🤖 AI Summary
This work addresses the prevalence of visual artifacts in current AI-generated images and the limitations of existing correction methods, which rely on costly and non-scalable human-annotated data. To overcome this, the authors propose ArtiAgent, a novel multi-agent framework that automates artifact synthesis and annotation without manual labeling. The framework employs a perception agent to identify real-image entities and injects controllable artifacts via block-level embeddings within a diffusion transformer, simultaneously generating both local and global explanations.
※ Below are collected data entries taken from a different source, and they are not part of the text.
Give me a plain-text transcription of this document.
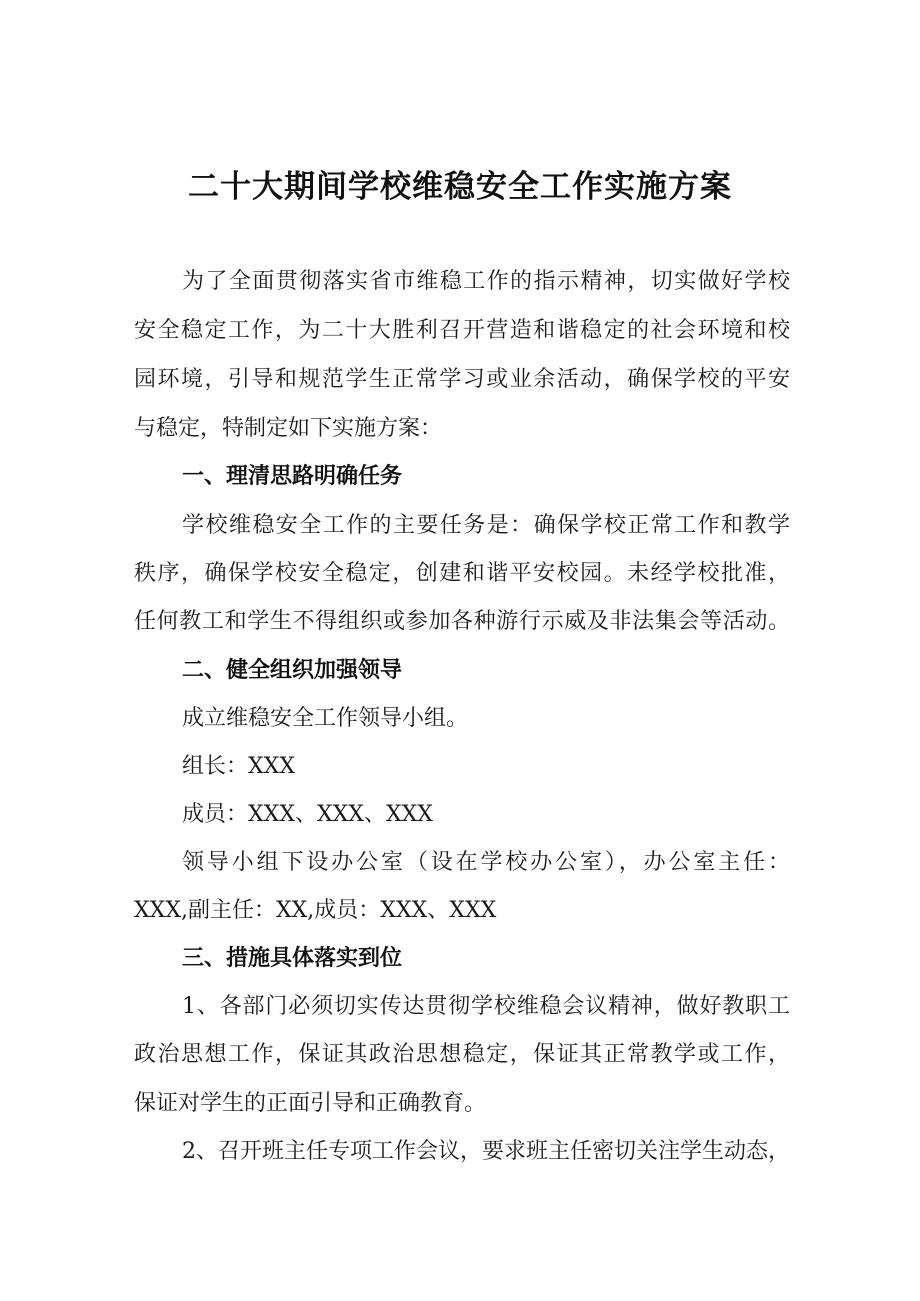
二十大期间学校维稳安全工作实施方案
为了全面贯彻落实省市维稳工作的指示精神，切实做好学校
安全稳定工作，为二十大胜利召开营造和谐稳定的社会环境和校
园环境，引导和规范学生正常学习或业余活动，确保学校的平安
与稳定，特制定如下实施方案：
一、理清思路明确任务
学校维稳安全工作的主要任务是：确保学校正常工作和教学
秩序，确保学校安全稳定，创建和谐平安校园。未经学校批准，
任何教工和学生不得组织或参加各种游行示威及非法集会等活动。
二、健全组织加强领导
成立维稳安全工作领导小组。
组长：XXX
成员：XXX、XXX、XXX
领导小组下设办公室（设在学校办公室），办公室主任：
XXX,副主任：XX,成员：XXX、XXX
三、措施具体落实到位
1、各部门必须切实传达贯彻学校维稳会议精神，做好教职工
政治思想工作，保证其政治思想稳定，保证其正常教学或工作，
保证对学生的正面引导和正确教育。
2、召开班主任专项工作会议，要求班主任密切关注学生动态，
This approach efficiently produces 100,000 high-quality, precisely annotated artifact images, demonstrating strong fidelity, scalability, and generalizability across multiple downstream tasks.
📝 Abstract
Despite recent advances in diffusion models, AI generated images still often contain visual artifacts that compromise realism. Although more thorough pre-training and bigger models might reduce artifacts, there is no assurance that they can be completely eliminated, which makes artifact mitigation a highly crucial area of study. Previous artifact-aware methodologies depend on human-labeled artifact datasets, which are costly and difficult to scale, underscoring the need for an automated approach to reliably acquire artifact-annotated datasets. In this paper, we propose ArtiAgent, which efficiently creates pairs of real and artifact-injected images. It comprises three agents: a perception agent that recognizes and grounds entities and subentities from real images, a synthesis agent that introduces artifacts via artifact injection tools through novel patch-wise embedding manipulation within a diffusion transformer, and a curation agent that filters the synthesized artifacts and generates both local and global explanations for each instance. Using ArtiAgent, we synthesize 100K images with rich artifact annotations and demonstrate both efficacy and versatility across diverse applications. Code is available at link.